我们找到魏德金的时候,他也刚从外面回来不久。他的头发乱糟糟的,额头上满是皱纹,似乎很不开心。在泰晤士河沿岸搜寻尸体无果,警方仍然在追查杰克·瑞德克利夫的踪迹。他满腹心事,似乎完全没有听到欧文提及乔治·陶德。
“乔治·陶德?”他点上一支雪茄之后说,“让我想想……你是说谋杀富有的寡妇,然后骗得她的财产的那个家伙?哦,我记得……那是一个彻头彻尾的恶棍,傲慢无礼,但很有派头。为了谋得钱财,他竟毫不犹豫地引诱一位年纪比他大一倍的女人,那是十多年前的事情,对吗?”
“是的,”欧文说,“我记得很清楚,因为那是我第一次旁听谋杀案审理,当时我只有十七岁。”
“哎呀,那么说我们曾经在那里见过。”警探咧嘴笑着说,“因为我也去了,我还记得当法官宣布他无罪的时候,整个法庭的听众都愤怒了。虽然罪行已经板上钉钉,可是他突然拿出一个不在场的证明,肯定是特意准备的,从而让他从绞刑架上逃脱。在众人的嘘声下,他带着嘲讽的笑容离开了法庭,口袋里装着象征自由的护照。那一天是本国司法系统遭受挫折的日子!”
“那么你还记得他的样子,以及他经常捻胡须的动作?”
“是啊。”
欧文又说:“他还喜欢吹口哨,似乎是要以此来表现他满不在乎的傲慢态度。”
“没错。”
“我没有忘记他的口哨的旋律——”欧文郑重其事地说,“就是《蓝色多瑙河》。”
“有可能。”
“绝对没错。我相信还能找到其他人来证明。现在我们知道有一个优雅的男人,喜欢捻胡须,还喜欢哼一个特定的调子……你有没有联想到什么?”

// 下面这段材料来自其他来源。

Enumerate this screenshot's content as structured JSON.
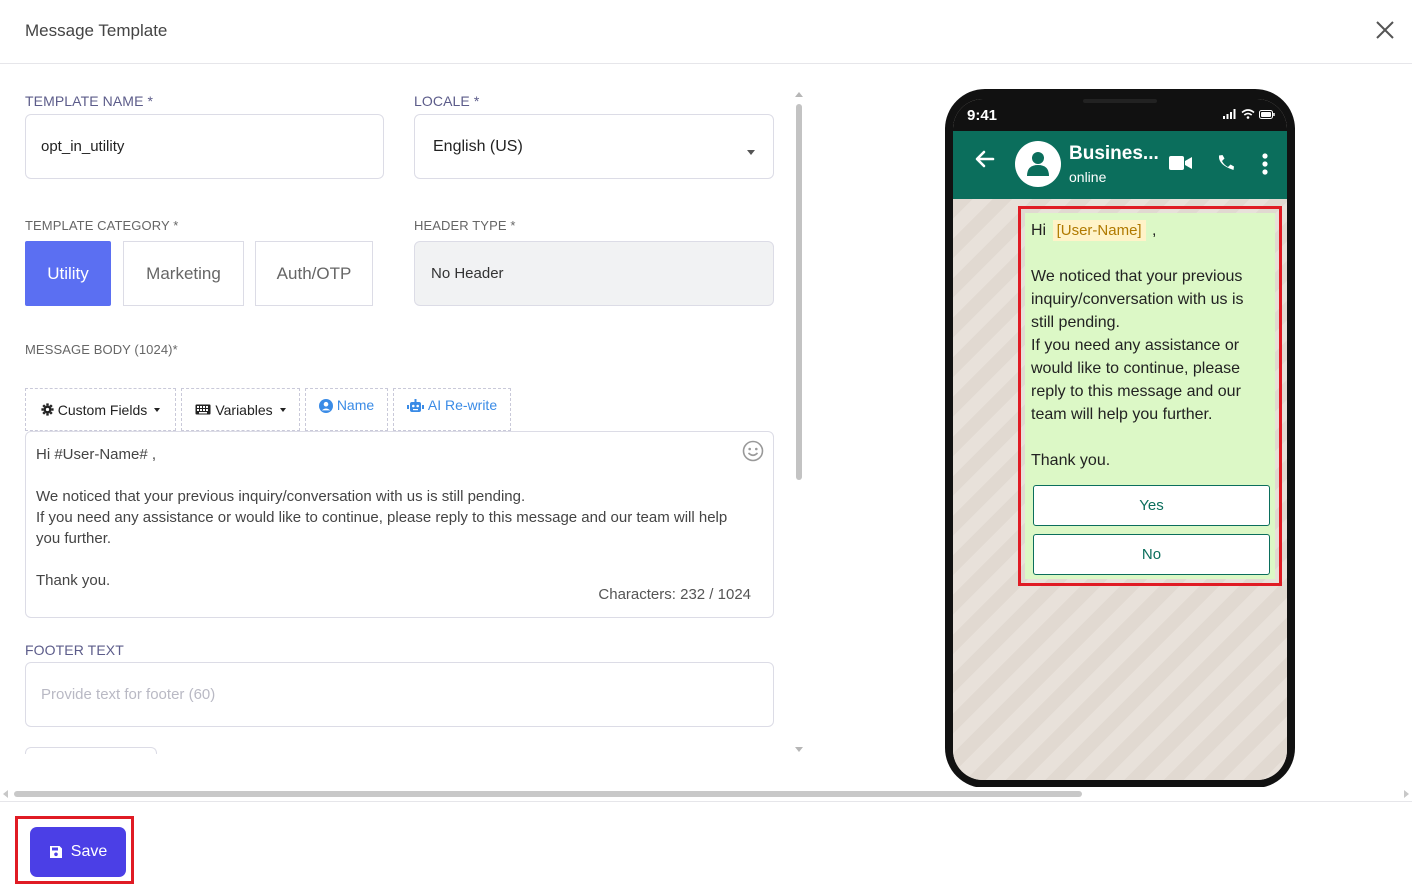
{
  "modal": {
    "title": "Message Template"
  },
  "form": {
    "template_name": {
      "label": "TEMPLATE NAME *",
      "value": "opt_in_utility"
    },
    "locale": {
      "label": "LOCALE *",
      "value": "English (US)"
    },
    "category": {
      "label": "TEMPLATE CATEGORY *",
      "options": [
        "Utility",
        "Marketing",
        "Auth/OTP"
      ],
      "selected": "Utility"
    },
    "header_type": {
      "label": "HEADER TYPE *",
      "value": "No Header"
    },
    "message_body": {
      "label": "MESSAGE BODY (1024)*",
      "toolbar": {
        "custom_fields": "Custom Fields",
        "variables": "Variables",
        "name": "Name",
        "ai_rewrite": "AI Re-write"
      },
      "lines": [
        "Hi #User-Name# ,",
        "",
        "We noticed that your previous inquiry/conversation with us is still pending.",
        "If you need any assistance or would like to continue, please reply to this message and our team will help you further.",
        "",
        "Thank you."
      ],
      "char_count": "Characters: 232 / 1024"
    },
    "footer": {
      "label": "FOOTER TEXT",
      "placeholder": "Provide text for footer (60)"
    }
  },
  "footer_bar": {
    "save_label": "Save"
  },
  "preview": {
    "time": "9:41",
    "business_name": "Busines...",
    "status": "online",
    "message": {
      "greeting_prefix": "Hi",
      "variable": "[User-Name]",
      "greeting_suffix": ",",
      "line1": "We noticed that your previous inquiry/conversation with us is still pending.",
      "line2": "If you need any assistance or would like to continue, please reply to this message and our team will help you further.",
      "closing": "Thank you."
    },
    "buttons": [
      "Yes",
      "No"
    ]
  },
  "colors": {
    "accent": "#5b6ff2",
    "save_button": "#4b3fe6",
    "whatsapp_header": "#0b6e5c",
    "bubble": "#dcf8c6",
    "highlight": "#e01b24"
  }
}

魏德金脸色突然一变:“老天爷!是贝克所描述的人物!查看比萨斜塔的那个男人!”
警探突然停下话头,瞪圆了眼睛,好像遭受了第二轮震惊,比刚才的更加强烈。
“等一下,”他突然从椅子上起身,“我必须立刻核实一些事情。”
说完他就离开了房间,把完全摸不着头脑的我们留在办公室。十分钟之后,他回来了,在我们对面坐下,盯着我们看了看,半垂着眼皮,然后宣布:“贝克先生所看到的人就是乔治·陶德,不会错,问题是,乔治·陶德已经死了。两年前,他在奥地利发生意外,从山上掉下来摔死了。”
“那么,贝克所看到的离奇景象有什么含意?”欧文盯着冉冉上升的雪茄的烟雾,“那条见鬼的街道真的能够重现往事?”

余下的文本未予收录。